Functional Genomics Integration
Correlating sequence variations with functional differences:

• Express and characterize different ubiB variants

• Measure ubiquinone production efficiency

• Assess growth rates under aerobic conditions

• Evaluate competitive fitness in mixed cultures

This comprehensive approach would provide insights into how UbiB has evolved across global S. dysenteriae populations and whether functional variations contribute to differences in pathogenicity or metabolic adaptation.

What novel approaches could enhance our understanding of UbiB's role in S. dysenteriae pathogenesis?
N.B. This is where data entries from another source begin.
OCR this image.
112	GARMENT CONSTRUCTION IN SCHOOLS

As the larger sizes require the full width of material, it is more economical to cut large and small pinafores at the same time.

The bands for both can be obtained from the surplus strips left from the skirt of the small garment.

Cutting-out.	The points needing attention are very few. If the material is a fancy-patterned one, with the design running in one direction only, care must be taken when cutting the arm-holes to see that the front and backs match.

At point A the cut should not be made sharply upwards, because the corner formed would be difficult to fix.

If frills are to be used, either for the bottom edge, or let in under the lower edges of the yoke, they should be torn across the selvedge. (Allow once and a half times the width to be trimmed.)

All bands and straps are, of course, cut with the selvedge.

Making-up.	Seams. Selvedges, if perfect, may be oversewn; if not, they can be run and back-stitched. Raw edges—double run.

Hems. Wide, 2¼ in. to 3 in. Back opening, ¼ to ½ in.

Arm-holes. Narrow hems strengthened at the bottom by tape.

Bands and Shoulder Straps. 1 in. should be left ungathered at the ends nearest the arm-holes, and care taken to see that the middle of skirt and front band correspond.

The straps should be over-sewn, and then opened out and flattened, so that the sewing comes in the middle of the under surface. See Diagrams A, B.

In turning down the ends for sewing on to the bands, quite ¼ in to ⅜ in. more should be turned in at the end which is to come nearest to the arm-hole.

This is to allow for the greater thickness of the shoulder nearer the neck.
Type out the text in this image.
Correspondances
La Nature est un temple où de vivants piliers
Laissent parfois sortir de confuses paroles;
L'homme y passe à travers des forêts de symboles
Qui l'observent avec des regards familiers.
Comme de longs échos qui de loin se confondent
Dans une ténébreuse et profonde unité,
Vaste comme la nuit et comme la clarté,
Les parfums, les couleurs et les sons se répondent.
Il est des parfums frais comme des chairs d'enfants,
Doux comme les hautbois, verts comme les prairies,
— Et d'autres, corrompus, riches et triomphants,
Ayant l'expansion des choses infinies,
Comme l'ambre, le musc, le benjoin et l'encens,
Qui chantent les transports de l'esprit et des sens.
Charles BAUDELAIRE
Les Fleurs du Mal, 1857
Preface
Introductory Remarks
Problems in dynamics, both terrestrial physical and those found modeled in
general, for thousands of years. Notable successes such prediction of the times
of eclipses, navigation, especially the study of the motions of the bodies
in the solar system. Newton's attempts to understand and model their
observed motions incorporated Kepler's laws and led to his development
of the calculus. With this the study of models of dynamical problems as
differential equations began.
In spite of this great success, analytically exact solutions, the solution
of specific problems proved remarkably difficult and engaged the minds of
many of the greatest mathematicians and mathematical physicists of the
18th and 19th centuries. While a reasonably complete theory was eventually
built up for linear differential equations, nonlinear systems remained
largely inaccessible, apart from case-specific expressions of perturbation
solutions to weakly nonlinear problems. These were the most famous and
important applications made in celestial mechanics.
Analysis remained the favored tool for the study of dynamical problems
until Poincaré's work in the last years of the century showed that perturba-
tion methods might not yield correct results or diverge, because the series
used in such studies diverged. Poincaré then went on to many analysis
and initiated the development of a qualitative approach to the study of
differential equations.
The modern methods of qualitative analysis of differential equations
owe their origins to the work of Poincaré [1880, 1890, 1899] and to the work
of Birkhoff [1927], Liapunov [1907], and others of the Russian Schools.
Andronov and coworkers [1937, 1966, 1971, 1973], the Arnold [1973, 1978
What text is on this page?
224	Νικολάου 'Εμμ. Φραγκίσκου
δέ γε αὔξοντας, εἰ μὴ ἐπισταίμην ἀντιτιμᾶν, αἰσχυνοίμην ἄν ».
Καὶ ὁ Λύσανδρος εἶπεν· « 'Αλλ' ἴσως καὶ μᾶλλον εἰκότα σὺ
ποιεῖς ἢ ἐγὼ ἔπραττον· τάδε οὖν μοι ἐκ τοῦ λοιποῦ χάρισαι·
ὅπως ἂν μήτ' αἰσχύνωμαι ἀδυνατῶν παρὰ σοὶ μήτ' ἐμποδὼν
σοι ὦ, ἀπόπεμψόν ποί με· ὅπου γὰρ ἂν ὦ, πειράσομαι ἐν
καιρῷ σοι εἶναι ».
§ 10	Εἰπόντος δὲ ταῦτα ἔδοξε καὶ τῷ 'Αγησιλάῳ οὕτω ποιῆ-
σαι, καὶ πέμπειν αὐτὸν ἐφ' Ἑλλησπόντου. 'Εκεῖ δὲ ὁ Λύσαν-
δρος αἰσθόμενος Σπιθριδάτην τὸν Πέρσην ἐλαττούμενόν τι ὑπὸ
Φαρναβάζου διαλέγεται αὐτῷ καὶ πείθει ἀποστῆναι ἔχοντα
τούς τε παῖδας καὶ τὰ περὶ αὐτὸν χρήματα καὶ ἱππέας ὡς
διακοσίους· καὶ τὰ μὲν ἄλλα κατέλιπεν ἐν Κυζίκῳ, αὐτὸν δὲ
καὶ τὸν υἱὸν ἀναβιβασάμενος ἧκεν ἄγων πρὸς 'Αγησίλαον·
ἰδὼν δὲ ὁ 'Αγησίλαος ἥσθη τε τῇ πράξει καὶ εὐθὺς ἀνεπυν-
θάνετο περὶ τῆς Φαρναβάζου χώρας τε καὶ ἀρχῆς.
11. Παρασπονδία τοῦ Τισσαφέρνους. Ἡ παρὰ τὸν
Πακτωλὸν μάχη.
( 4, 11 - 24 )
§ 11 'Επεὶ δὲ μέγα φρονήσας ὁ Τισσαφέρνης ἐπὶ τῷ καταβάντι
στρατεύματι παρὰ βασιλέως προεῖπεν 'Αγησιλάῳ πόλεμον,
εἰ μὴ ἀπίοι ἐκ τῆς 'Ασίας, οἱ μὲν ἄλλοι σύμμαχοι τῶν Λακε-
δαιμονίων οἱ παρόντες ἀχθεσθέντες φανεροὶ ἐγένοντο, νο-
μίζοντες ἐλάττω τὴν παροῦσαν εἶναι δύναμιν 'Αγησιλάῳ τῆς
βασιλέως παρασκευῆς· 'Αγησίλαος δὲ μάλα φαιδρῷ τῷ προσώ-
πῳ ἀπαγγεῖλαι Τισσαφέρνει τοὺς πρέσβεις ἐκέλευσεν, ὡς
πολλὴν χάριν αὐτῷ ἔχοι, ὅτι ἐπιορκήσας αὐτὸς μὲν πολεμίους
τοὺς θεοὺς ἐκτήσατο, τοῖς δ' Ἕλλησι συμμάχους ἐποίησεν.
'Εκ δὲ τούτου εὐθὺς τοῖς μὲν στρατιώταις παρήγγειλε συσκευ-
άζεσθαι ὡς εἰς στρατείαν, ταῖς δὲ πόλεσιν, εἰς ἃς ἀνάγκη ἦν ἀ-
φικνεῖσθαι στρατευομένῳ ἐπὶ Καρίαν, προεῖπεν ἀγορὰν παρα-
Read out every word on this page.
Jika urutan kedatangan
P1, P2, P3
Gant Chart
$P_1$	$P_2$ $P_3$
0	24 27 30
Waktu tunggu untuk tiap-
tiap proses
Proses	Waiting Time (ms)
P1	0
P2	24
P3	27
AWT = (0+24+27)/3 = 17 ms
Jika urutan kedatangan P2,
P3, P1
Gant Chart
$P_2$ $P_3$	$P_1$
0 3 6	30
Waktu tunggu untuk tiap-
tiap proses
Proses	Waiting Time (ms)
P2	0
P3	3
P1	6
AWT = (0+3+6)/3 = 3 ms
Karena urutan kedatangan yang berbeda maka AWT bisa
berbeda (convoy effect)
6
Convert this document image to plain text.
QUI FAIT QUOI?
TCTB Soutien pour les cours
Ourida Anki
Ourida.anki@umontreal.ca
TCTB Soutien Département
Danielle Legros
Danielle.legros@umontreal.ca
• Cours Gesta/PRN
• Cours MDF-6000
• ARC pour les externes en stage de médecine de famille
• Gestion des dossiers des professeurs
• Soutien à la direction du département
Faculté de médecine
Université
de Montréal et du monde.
Several innovative approaches could advance our understanding of UbiB's role in S. dysenteriae pathogenesis:

CRISPR-Cas9 Gene Editing
Precise genetic manipulation:

• Create conditional ubiB mutants using inducible promoters

• Generate point mutations in key functional domains

• Introduce tagged versions of UbiB for in vivo tracking

• Develop CRISPR interference systems for temporal regulation of ubiB expression

Single-Cell Techniques
Analyzing heterogeneity in bacterial populations:

• Apply single-cell RNA-seq to bacteria recovered from infection sites

• Use fluorescent reporters to track ubiB expression in individual bacteria during infection

• Employ microfluidics to analyze growth and division of ubiB mutants

Host-Pathogen Interaction Models
Advanced infection models:

• Utilize intestinal organoids to study S. dysenteriae in a more physiologically relevant context

• Develop humanized mouse models for studying ubiB's role during in vivo infection

• Apply dual RNA-seq to simultaneously analyze host and bacterial transcriptomes

Systems Biology Integration
Multi-omics approaches:

• Combine transcriptomics, proteomics, and metabolomics data

• Construct mathematical models of ubiquinone biosynthesis

• Simulate the impact of UbiB perturbations on cellular metabolism

• Identify potential metabolic vulnerabilities for drug targeting

Structural Biology Advances
Detailed molecular characterization:

• Apply cryo-electron microscopy to visualize the entire ubiquinone biosynthesis complex

• Use hydrogen-deuterium exchange mass spectrometry to identify dynamic regions

• Employ computational modeling to predict interaction interfaces

These approaches would collectively provide a more comprehensive understanding of UbiB's role in S. dysenteriae pathogenesis and potentially identify new therapeutic strategies targeting this pathway.